Hello ! I introduced nvtx python package when I profiled my program using Nsight System so as to get performance breakdown. However, as show below, only can I found nvtx range marker in CPU thread. I found no nvtx range marker in CUDA HW but sometimes I could (in which single thread case). Would you have some suggestions for me ?
Hello, I have the same problem. Can you help me to fingure it out?
I use nsys profile -s none -t cuda,nvtx,osrt,cudnn,cublas --capture-range=cudaProfilerApi bash myprogress to get profile file in a ubuntu GPU server.
Then I download the .qdrep file to my macbook and open it with NVIDIA Nsight systems version:2023.3.1.92
Sometimes there is no nvtx under CUDA HW.
But sometions there is.
The two results are run under the same enviroment and with same code.
The only difference is that I add more nvtx.range in the first one.

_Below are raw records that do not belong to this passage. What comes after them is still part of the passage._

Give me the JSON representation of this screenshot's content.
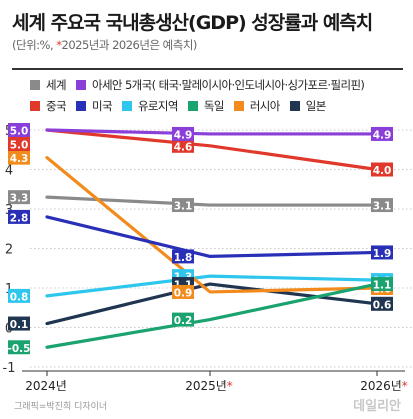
{
  "title": "세계 주요국 국내총생산(GDP) 성장률과 예측치",
  "subtitle": {
    "prefix": "(단위:%,  ",
    "star": "*",
    "suffix": "2025년과 2026년은 예측치)"
  },
  "footer": {
    "credit": "그래픽=박진희 디자이너",
    "logo": "데일리안"
  },
  "chart_data": {
    "type": "line",
    "title": "세계 주요국 국내총생산(GDP) 성장률과 예측치",
    "subtitle": "(단위:%, *2025년과 2026년은 예측치)",
    "xlabel": "",
    "ylabel": "",
    "categories": [
      "2024년",
      "2025년*",
      "2026년*"
    ],
    "ylim": [
      -1,
      5
    ],
    "yticks": [
      -1,
      0,
      1,
      2,
      3,
      4,
      5
    ],
    "grid": true,
    "legend_position": "top",
    "series": [
      {
        "name": "세계",
        "color": "#8a8a8a",
        "values": [
          3.3,
          3.1,
          3.1
        ],
        "labels": [
          "3.3",
          "3.1",
          "3.1"
        ]
      },
      {
        "name": "아세안 5개국( 태국·말레이시아·인도네시아·싱가포르·필리핀)",
        "color": "#8b3fd9",
        "values": [
          5.0,
          4.9,
          4.9
        ],
        "labels": [
          "5.0",
          "4.9",
          "4.9"
        ]
      },
      {
        "name": "중국",
        "color": "#e0392b",
        "values": [
          5.0,
          4.6,
          4.0
        ],
        "labels": [
          "5.0",
          "4.6",
          "4.0"
        ]
      },
      {
        "name": "미국",
        "color": "#2a2fb8",
        "values": [
          2.8,
          1.8,
          1.9
        ],
        "labels": [
          "2.8",
          "1.8",
          "1.9"
        ]
      },
      {
        "name": "유로지역",
        "color": "#2fc6ee",
        "values": [
          0.8,
          1.3,
          1.2
        ],
        "labels": [
          "0.8",
          "1.3",
          "1.2"
        ]
      },
      {
        "name": "독일",
        "color": "#1aa36f",
        "values": [
          -0.5,
          0.2,
          1.1
        ],
        "labels": [
          "-0.5",
          "0.2",
          "1.1"
        ]
      },
      {
        "name": "러시아",
        "color": "#f28b1c",
        "values": [
          4.3,
          0.9,
          1.0
        ],
        "labels": [
          "4.3",
          "0.9",
          "1.0"
        ]
      },
      {
        "name": "일본",
        "color": "#1f3550",
        "values": [
          0.1,
          1.1,
          0.6
        ],
        "labels": [
          "0.1",
          "1.1",
          "0.6"
        ]
      }
    ]
  }
}
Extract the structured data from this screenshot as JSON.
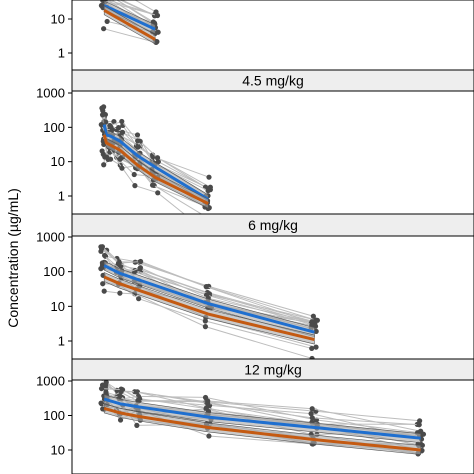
{
  "chart_data": {
    "type": "line",
    "ylabel": "Concentration (µg/mL)",
    "y_scale": "log",
    "colors": {
      "observed_lines": "#bdbdbd",
      "observed_points": "#4a4a4a",
      "band_fill": "#a9a9a9",
      "median_line_1": "#1f6fcf",
      "median_line_2": "#c45a12",
      "strip_fill": "#eeeeee"
    },
    "panels": [
      {
        "strip": "",
        "y_ticks": [
          1,
          10
        ],
        "y_tick_labels": [
          "1",
          "10"
        ],
        "ylim": [
          0.5,
          30
        ],
        "series": [
          {
            "x": [
              0.5,
              12
            ],
            "y": [
              25,
              5
            ]
          },
          {
            "x": [
              0.5,
              12
            ],
            "y": [
              18,
              2.5
            ]
          }
        ]
      },
      {
        "strip": "4.5 mg/kg",
        "y_ticks": [
          1,
          10,
          100,
          1000
        ],
        "y_tick_labels": [
          "1",
          "10",
          "100",
          "1000"
        ],
        "ylim": [
          0.5,
          1000
        ],
        "series": [
          {
            "x": [
              0.5,
              1,
              2,
              4,
              8,
              12,
              24
            ],
            "y": [
              120,
              60,
              55,
              40,
              15,
              7,
              0.8
            ]
          },
          {
            "x": [
              0.5,
              1,
              2,
              4,
              8,
              12,
              24
            ],
            "y": [
              60,
              35,
              30,
              22,
              8,
              3.5,
              0.6
            ]
          }
        ]
      },
      {
        "strip": "6 mg/kg",
        "y_ticks": [
          1,
          10,
          100,
          1000
        ],
        "y_tick_labels": [
          "1",
          "10",
          "100",
          "1000"
        ],
        "ylim": [
          0.5,
          1000
        ],
        "series": [
          {
            "x": [
              0.5,
              4,
              8,
              24,
              48
            ],
            "y": [
              150,
              90,
              60,
              12,
              1.8
            ]
          },
          {
            "x": [
              0.5,
              4,
              8,
              24,
              48
            ],
            "y": [
              70,
              45,
              30,
              6,
              1.1
            ]
          }
        ]
      },
      {
        "strip": "12 mg/kg",
        "y_ticks": [
          10,
          100,
          1000
        ],
        "y_tick_labels": [
          "10",
          "100",
          "1000"
        ],
        "ylim": [
          5,
          1000
        ],
        "series": [
          {
            "x": [
              0.5,
              4,
              8,
              24,
              48,
              72
            ],
            "y": [
              300,
              220,
              180,
              90,
              45,
              22
            ]
          },
          {
            "x": [
              0.5,
              4,
              8,
              24,
              48,
              72
            ],
            "y": [
              160,
              120,
              95,
              45,
              20,
              10
            ]
          }
        ]
      }
    ]
  }
}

I try to upgrade nsys from NVIDIA Nsight Systems version 2020.3.4.32-52657a0 to NVIDIA Nsight Systems version 2022.4.2.1-df9881f. But it does not work.
I find that clicking stream under CUDA HW and then choosing Show in Events View can get events with nvtx annotations. But this is not convenient.
How can I open the NVTX under CUDA HW.
I am looking forward to hearing from you soon.
Thanks.
I would definitely suggest updating the Nsys version.
The other odd thing I might suggest is to run the analysis without osrt option. We have/had some bugs recently with weird interactions between OSRT collections and the Mac GUI.